The report also presents some additional evidence to back up some of the most explosive testimony in the hearings. Much of that testimony was from former White House aide Cassidy Hutchinson, who told of Trump’s disregard for supporters who had weapons as he gave his fiery speech in front of the White House that morning and his desire to go to the Capitol afterward. Security officials would not let him go, several witnesses told the panel, leading to an angry exchange in the presidential SUV after the speech. Trump was irate, the witnesses said.

“The Committee’s principal concern was that the President actually intended to participate personally in the January 6th efforts at the Capitol, leading the attempt to overturn the election either from inside the House Chamber, from a stage outside the Capitol, or otherwise,” the report says.

Trump has slammed members of the committee as “thugs and scoundrels” as he has continued to falsely dispute his 2020 loss.

The report will give minute-by-minute detail, as did one of the panel’s hearings, of what Trump was doing — and not doing — for around three hours as his supporters beat police and broke into the Capitol. Trump riled up the crowd at the rally that morning and then did little to stop his supporters for several hours as he watched the violence unfold on television inside the White House.

Lawmakers point out the evidence about Trump's actions they still do not have from that time, including call logs, entries in the official daily diary or calls to any security officials.

“President Trump did not contact a single top national security official during the day. Not at the Pentagon, nor at the Department of Homeland Security, the Department of Justice, the F.B.I., the Capitol Police Department, or the D.C. Mayor’s office,” the report says.

There is also a lack of official photographs of the president in those hours.

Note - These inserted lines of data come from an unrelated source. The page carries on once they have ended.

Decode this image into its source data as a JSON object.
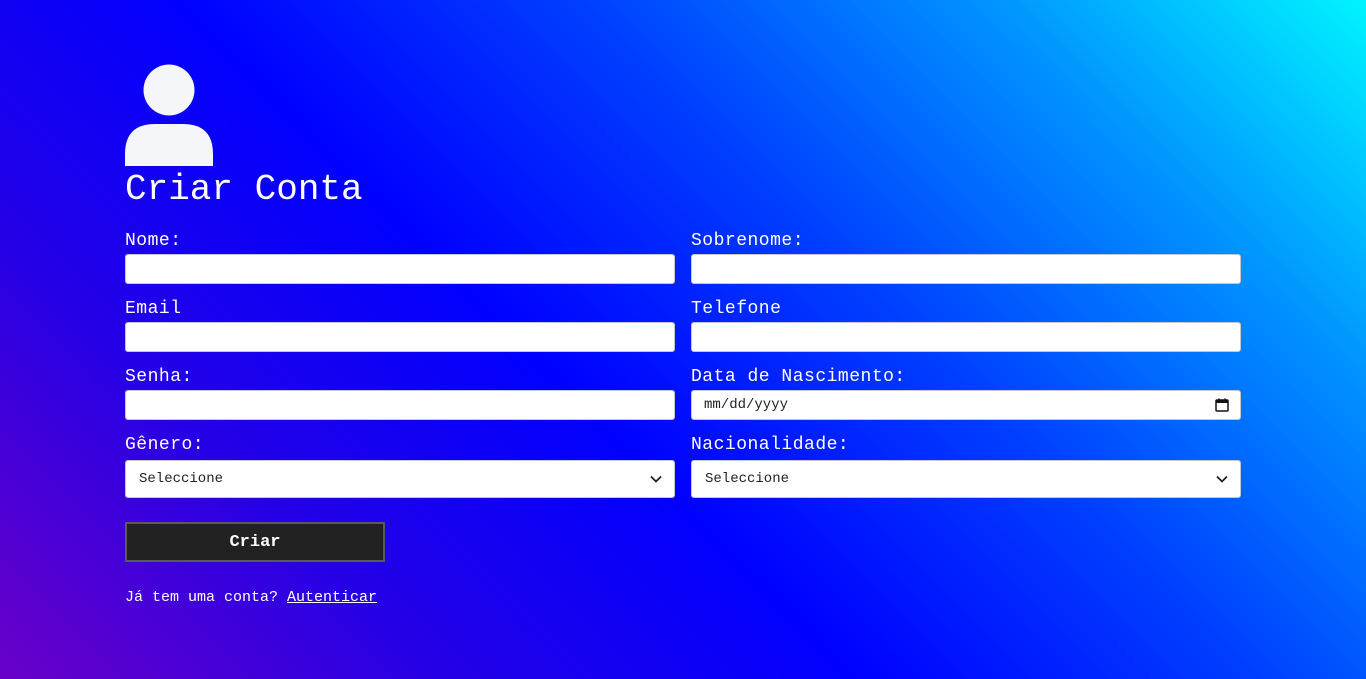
{
  "form": {
    "title": "Criar Conta",
    "fields": {
      "nome": {
        "label": "Nome:",
        "value": ""
      },
      "sobrenome": {
        "label": "Sobrenome:",
        "value": ""
      },
      "email": {
        "label": "Email",
        "value": ""
      },
      "telefone": {
        "label": "Telefone",
        "value": ""
      },
      "senha": {
        "label": "Senha:",
        "value": ""
      },
      "nascimento": {
        "label": "Data de Nascimento:",
        "placeholder": "mm/dd/yyyy"
      },
      "genero": {
        "label": "Gênero:",
        "selected": "Seleccione"
      },
      "nacionalidade": {
        "label": "Nacionalidade:",
        "selected": "Seleccione"
      }
    },
    "submit_label": "Criar",
    "footer": {
      "text": "Já tem uma conta?",
      "link": "Autenticar"
    }
  },
  "icons": {
    "avatar": "user-icon",
    "date": "calendar-icon",
    "select": "chevron-down-icon"
  },
  "colors": {
    "gradient_start": "#6a00c8",
    "gradient_mid": "#0000ff",
    "gradient_end": "#00f5ff",
    "button_bg": "#222222",
    "input_bg": "#ffffff"
  }
}
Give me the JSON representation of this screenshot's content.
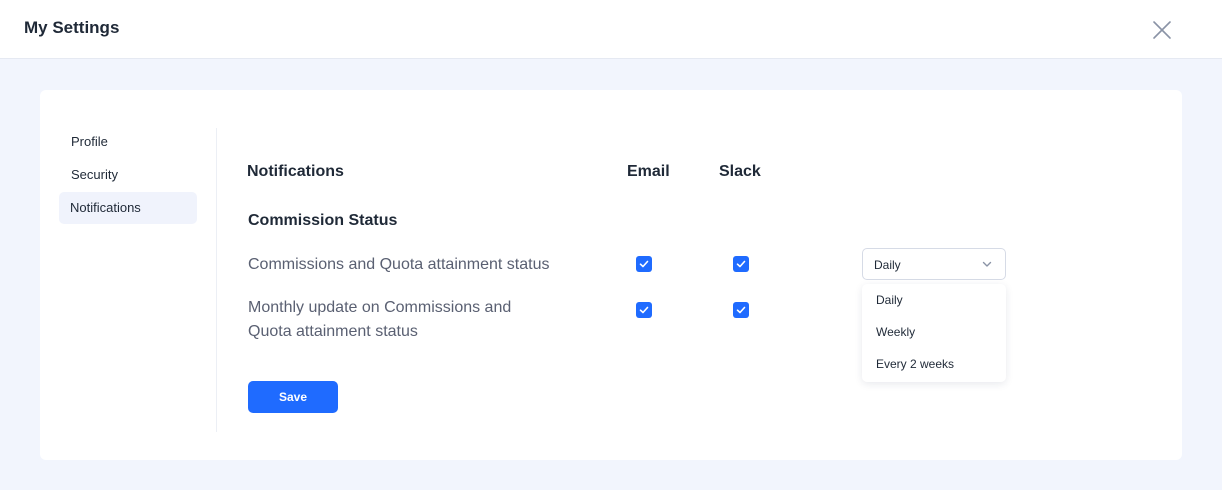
{
  "header": {
    "title": "My Settings",
    "close_icon": "close-icon"
  },
  "sidebar": {
    "items": [
      {
        "label": "Profile",
        "active": false
      },
      {
        "label": "Security",
        "active": false
      },
      {
        "label": "Notifications",
        "active": true
      }
    ]
  },
  "main": {
    "columns": {
      "notifications": "Notifications",
      "email": "Email",
      "slack": "Slack"
    },
    "section_title": "Commission Status",
    "rows": [
      {
        "label": "Commissions and Quota attainment status",
        "email_checked": true,
        "slack_checked": true,
        "frequency": "Daily"
      },
      {
        "label_line1": "Monthly update on Commissions and",
        "label_line2": "Quota attainment status",
        "email_checked": true,
        "slack_checked": true
      }
    ],
    "frequency_select": {
      "selected": "Daily",
      "options": [
        "Daily",
        "Weekly",
        "Every 2 weeks"
      ]
    },
    "save_label": "Save"
  },
  "colors": {
    "accent": "#1f6bff",
    "background": "#f2f5fd",
    "active_nav": "#f0f3fc"
  }
}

“President Trump appears to have instructed that the White House photographer was not to take any photographs,” the committee wrote in its summary, citing an interview with chief White House photographer Shealah Craighead.

The report is expected to extensively detail the committee's interviews with multiple aides and associates of the former president — including some of his closest confidants, most of whom testified that he would not listen to anyone who told him he’d lost the election and that he declined for hours on Jan. 6 to try to stop the violence.

The panel also raised questions about whether some aides were pressured by Trump or his remaining allies not to be forthcoming during their interviews with the committee.